If you’re capturing portraits, check to see whether your camera has an autofocus mode that automatically tracks faces.

7. Shutter Priority

Manual mode is an excellent tool for helping you capture the results you want. However, in other circumstances, you might need to use other settings on your camera. If you’re photographing fast-moving subjects, shutter priority is an ideal alternative.

As you might have expected from the name, shutter priority puts the shutter speed first. Your camera will then automatically adjust the ISO and aperture. Many sports photographers use shutter priority mode, especially in faster events like soccer and racing.

8.The Lighting Meter

Many beginner photographers take a lot of time to understand individual settings on their cameras. But at the same time, they can often overlook the lighting meter—one of your device’s most crucial features.

The lighting meter tells you how under or overexposed your picture is and typically ranges from +3 to -3. The further above zero, the more overexposed your image.

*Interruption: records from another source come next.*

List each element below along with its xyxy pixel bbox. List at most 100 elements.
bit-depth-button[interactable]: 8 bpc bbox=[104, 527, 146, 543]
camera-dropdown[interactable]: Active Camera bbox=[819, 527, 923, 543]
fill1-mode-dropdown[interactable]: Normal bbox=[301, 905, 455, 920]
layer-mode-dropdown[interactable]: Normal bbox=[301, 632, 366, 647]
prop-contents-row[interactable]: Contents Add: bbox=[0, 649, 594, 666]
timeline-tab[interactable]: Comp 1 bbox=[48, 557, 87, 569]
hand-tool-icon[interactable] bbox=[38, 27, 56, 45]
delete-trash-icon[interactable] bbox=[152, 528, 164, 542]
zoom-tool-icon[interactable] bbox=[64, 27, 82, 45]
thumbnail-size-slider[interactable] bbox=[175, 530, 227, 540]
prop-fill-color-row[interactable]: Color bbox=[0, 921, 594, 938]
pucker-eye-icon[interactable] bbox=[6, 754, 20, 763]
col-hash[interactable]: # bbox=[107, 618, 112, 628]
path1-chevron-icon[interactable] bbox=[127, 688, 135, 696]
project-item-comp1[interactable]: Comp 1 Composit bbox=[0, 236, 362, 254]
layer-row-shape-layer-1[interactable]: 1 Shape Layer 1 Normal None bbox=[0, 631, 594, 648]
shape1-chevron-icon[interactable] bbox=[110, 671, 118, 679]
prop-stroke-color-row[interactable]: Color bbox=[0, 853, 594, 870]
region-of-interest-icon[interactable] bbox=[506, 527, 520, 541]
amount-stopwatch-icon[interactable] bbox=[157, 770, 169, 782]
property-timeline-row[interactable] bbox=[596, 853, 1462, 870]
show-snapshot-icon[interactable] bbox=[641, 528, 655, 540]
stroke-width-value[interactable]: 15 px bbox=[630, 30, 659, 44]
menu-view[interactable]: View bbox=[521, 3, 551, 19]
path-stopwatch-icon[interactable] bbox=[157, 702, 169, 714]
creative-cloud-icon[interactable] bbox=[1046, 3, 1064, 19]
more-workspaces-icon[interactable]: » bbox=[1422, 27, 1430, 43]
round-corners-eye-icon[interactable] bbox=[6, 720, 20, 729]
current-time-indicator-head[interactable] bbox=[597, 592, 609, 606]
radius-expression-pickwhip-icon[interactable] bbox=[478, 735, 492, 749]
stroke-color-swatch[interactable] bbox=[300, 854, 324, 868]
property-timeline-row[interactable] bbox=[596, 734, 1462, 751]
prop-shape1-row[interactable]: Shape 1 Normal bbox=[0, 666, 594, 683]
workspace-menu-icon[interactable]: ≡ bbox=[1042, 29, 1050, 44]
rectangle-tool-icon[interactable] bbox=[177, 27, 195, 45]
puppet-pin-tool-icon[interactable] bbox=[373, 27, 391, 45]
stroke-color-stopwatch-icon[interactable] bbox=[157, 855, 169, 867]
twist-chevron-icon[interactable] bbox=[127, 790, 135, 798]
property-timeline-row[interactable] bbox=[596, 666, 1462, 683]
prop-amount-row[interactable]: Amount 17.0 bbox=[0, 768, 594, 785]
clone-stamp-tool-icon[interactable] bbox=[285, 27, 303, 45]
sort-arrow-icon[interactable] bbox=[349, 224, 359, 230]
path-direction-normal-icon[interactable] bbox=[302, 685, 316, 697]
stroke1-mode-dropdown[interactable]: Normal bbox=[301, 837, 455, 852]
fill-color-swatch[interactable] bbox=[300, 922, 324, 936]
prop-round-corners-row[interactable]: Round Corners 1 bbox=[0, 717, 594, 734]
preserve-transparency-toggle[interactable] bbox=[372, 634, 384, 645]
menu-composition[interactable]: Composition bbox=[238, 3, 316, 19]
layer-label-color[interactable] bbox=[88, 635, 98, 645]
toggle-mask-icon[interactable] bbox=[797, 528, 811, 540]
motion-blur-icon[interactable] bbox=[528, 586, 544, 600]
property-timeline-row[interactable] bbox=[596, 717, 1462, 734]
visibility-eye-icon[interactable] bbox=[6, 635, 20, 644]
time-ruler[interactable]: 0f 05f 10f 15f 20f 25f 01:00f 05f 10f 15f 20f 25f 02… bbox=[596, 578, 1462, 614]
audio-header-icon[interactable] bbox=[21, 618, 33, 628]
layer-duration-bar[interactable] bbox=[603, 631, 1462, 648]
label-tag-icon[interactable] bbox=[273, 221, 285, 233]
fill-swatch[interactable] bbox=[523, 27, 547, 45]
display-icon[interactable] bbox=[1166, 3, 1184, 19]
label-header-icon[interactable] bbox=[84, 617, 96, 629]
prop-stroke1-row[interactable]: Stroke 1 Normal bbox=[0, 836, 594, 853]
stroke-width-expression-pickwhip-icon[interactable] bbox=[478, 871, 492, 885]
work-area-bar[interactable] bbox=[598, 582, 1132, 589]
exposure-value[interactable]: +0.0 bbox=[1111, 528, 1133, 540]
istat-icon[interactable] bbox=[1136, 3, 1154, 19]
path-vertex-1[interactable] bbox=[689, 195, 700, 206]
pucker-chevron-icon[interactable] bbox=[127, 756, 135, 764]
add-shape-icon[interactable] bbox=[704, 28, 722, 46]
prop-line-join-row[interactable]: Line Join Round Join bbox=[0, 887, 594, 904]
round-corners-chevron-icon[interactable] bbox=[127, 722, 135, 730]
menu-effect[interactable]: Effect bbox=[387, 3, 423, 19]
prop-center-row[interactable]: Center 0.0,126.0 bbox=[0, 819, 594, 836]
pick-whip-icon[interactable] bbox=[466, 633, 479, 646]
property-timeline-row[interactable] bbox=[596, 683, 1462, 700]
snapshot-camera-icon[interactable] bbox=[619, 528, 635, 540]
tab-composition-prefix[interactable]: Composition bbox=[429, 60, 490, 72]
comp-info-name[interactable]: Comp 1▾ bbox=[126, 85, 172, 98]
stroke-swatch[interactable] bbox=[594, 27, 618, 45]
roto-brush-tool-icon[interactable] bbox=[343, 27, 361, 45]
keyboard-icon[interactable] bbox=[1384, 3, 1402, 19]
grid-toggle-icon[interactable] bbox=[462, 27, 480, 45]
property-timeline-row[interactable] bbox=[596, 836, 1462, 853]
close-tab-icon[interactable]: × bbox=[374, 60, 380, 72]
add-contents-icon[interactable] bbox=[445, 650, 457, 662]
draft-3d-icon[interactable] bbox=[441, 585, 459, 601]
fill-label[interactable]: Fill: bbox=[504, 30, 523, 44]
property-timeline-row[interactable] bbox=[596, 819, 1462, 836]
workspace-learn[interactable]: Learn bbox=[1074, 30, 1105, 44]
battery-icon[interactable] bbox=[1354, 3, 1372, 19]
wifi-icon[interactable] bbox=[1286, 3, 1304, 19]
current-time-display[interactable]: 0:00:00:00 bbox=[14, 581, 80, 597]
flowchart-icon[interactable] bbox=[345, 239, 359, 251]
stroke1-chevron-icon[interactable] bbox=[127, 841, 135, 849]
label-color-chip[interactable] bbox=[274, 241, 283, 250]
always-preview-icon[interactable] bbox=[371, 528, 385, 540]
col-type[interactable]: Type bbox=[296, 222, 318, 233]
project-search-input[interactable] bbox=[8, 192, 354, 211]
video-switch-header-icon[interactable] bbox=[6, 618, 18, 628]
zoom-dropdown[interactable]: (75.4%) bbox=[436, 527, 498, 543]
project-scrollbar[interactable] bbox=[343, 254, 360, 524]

On the flip side, your picture becomes more and more underexposed when you go below zero.

To master the technicalities, keep the meter as close to zero as possible. However, you can bend the rules a little if you want a more unique effect.


9. Open

Aperture is one of the first camera settings you should learn. The feature determines how much or little of your image is in focus, and you’ll commonly hear it referred to as an F-stop.

The wider your aperture is, the lower the number on the F-stop; less of your picture will be in focus. If you want to achieve a “bokeh” effect or something similar, you’ll typically widen the aperture quite significantly.

On the flip side, a closed aperture will bring more of your picture into focus. If you’re photographing landscapes, you might want to opt for that end of the scale. The camera lens you choose will determine how much room you have to play with.

10. White Balance

Even if you get every other technicality right, your picture will still look a little strange if you don’t get the white balance correct. And while you can fix the issue in your editing software, doing so is sometimes a little annoying.

You’ll find plenty of ways to enhance your white balance when shifting through your camera options. For example, you can adjust the Kelvin meter—making your picture warmer or darker. Alternatively, you can enable auto white balance. Many photographers choose to control it by photographing something white and using that as the basis, too.

Get to Grips With the Basic Camera Settings

If you’re a beginner, you’ve got plenty of camera settings to learn—but understanding the basics doesn’t take too long. You’ll also find that some are more useful to you than others, and you will naturally learn those most important to you with practice and time.

With the proper camera settings, you basically minimize the work you need to do while editing your images in post-production. After all, time is money for professional photographers.